The productive forces were greatly liberated and the Tibetan people began to enjoy all the rights stipulated in the provisions of the Chinese Constitution and laws.
The serfs became masters of their own country and their own destiny, with all the ethnic groups in Tibet making the historic leap from feudal serfdom to the new road of socialist modernization.
Reborn
Since democratic reform, Tibet has experienced transformation in all aspects. Politically, Tibetan people began to enjoy the right to participation in the administration of state and local affairs through the people’s congresses at various levels.
Based on ethnic regional characteristics and the local reality, a number of local laws and regulations were introduced, such as the supplemental provisions of the Marriage Law and regulations on the learning, application and development of the Tibetan language.
Economically, the region entered a fast development period. In 1959, Tibet’s GDP was merely 174 million yuan ($25.9 million), while the figure exceeded 147 billion yuan ($21.9 billion) in 2018, marking more than an 800-time increase.
The old Tibet had little industrial development, but now, based on the premise of strictly protecting the ecology, modern industry flourishes with the region’s unique features. This includes the agricultural and animal product processing industry, the superior mineral industry, the hydroelectric energy industry, the traditional and ethnic minority handicraft industry, and the Tibetan medicine industry.
There are many striking examples of the changes that have occurred over the past 60 years. For instance, there was only one small power station in Tibet exclusively for the use of the upper nobility, but by the end of 2018, the power grid covered 60 counties, as well as 2.72 million people. Local people also shook off the destitute and debt-ridden past and gradually worked their way out of poverty. The aim now is to eliminate absolute poverty by the end of this year.
The principles of political unity, freedom of religious belief and separation of government from religion are all strongly pursued. The Central Government and local governments invested both time and money in maintaining and restoring temples and protecting Tibetan Buddhism classics.
People’s health has improved fundamentally with the upgrading of medical and health facilities and services. Government-subsidized housing projects have ensured that farmers and herdsmen have comfortable accommodations. The modern socialist system entitled people to receive education. In turn, a number of high-caliber personnel have been cultivated who are making contributions to the country’s modernization drive. Tibetan people are working hard toward a prosperous life, which can be seen in the upgrading of consumption and an increasingly diversified consumption structure.
As the country’s crucial eco-barrier, and with ecological conservation lifted to a national strategy, Tibet has received substantial capital and energy to enlarge nature and ecological reserves and restore biodiversity. In 2018 alone, 10.7 billion yuan ($1.59 billion) was invested to protect and build the eco-barrier in Tibet.
Forging ahead
Liang commented that the CPC and the government’s support, along with help from the rest of the country, are the fundamental reasons for the achievements in Tibet over the past six decades.

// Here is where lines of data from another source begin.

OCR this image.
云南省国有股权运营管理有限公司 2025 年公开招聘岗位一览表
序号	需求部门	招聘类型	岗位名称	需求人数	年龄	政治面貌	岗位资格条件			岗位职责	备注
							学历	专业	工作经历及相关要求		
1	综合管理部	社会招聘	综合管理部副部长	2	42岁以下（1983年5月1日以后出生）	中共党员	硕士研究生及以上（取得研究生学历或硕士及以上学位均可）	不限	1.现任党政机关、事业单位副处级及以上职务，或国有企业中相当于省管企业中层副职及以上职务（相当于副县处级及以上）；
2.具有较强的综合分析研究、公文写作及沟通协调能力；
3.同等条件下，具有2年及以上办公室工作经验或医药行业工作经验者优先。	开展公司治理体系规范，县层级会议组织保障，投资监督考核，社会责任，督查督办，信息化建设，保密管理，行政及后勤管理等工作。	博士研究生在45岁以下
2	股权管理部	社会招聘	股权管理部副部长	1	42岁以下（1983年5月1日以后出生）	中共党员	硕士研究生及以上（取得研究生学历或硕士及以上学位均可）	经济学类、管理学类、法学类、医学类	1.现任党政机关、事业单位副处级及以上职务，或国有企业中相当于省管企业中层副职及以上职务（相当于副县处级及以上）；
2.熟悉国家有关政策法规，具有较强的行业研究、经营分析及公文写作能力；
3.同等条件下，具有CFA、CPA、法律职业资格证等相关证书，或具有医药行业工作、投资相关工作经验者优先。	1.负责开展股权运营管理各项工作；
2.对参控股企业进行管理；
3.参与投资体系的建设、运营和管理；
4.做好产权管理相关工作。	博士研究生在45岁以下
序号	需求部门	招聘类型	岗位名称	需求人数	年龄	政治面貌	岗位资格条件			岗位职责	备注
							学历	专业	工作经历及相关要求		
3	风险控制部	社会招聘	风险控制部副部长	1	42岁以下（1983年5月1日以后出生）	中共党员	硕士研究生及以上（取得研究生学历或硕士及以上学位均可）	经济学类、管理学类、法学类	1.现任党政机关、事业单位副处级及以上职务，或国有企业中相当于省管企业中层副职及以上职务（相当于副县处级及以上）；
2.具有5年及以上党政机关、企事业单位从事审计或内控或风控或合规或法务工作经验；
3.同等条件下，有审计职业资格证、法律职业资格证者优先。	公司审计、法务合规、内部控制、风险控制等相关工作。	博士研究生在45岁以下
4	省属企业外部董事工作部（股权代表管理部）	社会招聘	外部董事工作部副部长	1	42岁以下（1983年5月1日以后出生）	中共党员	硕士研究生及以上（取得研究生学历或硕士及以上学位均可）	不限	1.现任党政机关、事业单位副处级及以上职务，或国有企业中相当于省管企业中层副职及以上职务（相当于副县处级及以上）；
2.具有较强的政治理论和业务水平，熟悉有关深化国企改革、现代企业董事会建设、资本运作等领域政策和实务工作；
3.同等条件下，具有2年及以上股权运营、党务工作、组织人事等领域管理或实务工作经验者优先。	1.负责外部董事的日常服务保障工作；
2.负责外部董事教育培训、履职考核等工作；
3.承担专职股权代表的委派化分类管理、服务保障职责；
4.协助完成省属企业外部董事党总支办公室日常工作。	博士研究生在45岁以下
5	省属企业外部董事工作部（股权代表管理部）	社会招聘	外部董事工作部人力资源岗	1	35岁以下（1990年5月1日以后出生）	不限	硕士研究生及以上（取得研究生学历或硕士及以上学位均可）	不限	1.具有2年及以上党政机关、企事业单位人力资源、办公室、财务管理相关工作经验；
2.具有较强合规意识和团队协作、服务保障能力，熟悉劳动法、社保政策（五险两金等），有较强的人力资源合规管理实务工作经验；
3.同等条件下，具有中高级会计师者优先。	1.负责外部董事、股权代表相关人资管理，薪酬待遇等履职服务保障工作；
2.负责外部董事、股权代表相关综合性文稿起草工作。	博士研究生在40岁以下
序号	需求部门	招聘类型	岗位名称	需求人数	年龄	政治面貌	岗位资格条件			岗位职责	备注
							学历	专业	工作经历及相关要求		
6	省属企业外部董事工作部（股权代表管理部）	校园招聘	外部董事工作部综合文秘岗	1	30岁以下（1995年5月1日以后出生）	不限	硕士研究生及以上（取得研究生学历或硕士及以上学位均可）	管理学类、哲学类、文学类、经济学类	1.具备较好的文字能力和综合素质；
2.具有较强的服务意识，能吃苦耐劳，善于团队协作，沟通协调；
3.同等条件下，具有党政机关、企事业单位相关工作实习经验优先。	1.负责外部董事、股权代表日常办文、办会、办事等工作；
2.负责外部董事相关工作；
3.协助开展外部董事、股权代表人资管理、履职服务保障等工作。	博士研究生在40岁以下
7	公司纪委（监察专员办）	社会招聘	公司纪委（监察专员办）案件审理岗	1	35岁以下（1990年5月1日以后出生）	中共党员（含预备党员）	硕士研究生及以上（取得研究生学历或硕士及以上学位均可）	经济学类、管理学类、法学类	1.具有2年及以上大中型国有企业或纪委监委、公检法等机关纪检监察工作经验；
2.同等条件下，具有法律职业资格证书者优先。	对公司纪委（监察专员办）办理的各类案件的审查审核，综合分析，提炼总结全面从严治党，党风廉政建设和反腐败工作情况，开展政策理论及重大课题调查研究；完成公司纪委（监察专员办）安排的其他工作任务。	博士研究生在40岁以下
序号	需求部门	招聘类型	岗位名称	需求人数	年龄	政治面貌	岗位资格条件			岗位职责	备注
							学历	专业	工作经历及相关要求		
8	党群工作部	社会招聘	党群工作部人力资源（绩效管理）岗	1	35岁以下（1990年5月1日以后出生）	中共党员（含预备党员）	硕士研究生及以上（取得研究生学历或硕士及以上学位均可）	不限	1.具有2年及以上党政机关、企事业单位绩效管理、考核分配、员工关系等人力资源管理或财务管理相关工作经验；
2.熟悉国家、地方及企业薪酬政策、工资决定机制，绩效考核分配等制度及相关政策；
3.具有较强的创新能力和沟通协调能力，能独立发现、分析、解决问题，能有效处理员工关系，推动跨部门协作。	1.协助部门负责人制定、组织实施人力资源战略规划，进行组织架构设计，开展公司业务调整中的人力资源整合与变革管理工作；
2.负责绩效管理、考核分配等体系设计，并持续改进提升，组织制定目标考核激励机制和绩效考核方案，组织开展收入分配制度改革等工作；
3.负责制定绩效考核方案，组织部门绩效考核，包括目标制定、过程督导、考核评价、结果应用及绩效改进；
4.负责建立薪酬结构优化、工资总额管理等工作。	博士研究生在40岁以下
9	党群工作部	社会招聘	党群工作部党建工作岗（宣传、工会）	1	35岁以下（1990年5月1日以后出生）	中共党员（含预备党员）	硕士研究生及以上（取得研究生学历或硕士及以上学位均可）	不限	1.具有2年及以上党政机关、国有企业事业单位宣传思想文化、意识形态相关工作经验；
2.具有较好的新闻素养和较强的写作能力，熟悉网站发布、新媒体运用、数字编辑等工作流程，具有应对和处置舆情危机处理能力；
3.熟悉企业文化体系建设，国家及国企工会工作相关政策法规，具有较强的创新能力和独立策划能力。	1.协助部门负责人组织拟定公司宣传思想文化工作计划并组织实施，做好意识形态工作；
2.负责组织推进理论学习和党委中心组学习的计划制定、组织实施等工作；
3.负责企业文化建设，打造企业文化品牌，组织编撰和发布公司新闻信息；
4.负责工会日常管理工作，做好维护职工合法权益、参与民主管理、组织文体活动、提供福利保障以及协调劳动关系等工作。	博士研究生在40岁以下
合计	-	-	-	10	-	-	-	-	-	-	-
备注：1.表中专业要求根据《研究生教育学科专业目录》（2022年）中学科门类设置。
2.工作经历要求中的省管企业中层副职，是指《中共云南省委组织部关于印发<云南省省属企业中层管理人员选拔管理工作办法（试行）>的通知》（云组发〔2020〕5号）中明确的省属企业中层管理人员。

The diligence of the local people is the driving force behind its success. In addition, regional autonomy for minorities is the institutional guarantee of the transformation, according to An.
The State Council’s white paper pointed out that there is still room for improvement in terms of addressing economic and social problems and imbalanced and insufficient development. In the new era, Tibet will continue to be committed to innovative, coordinated, sustainable, green, open and shared development, so as to build a beautiful Tibet and enhance the happiness of the people, the document said.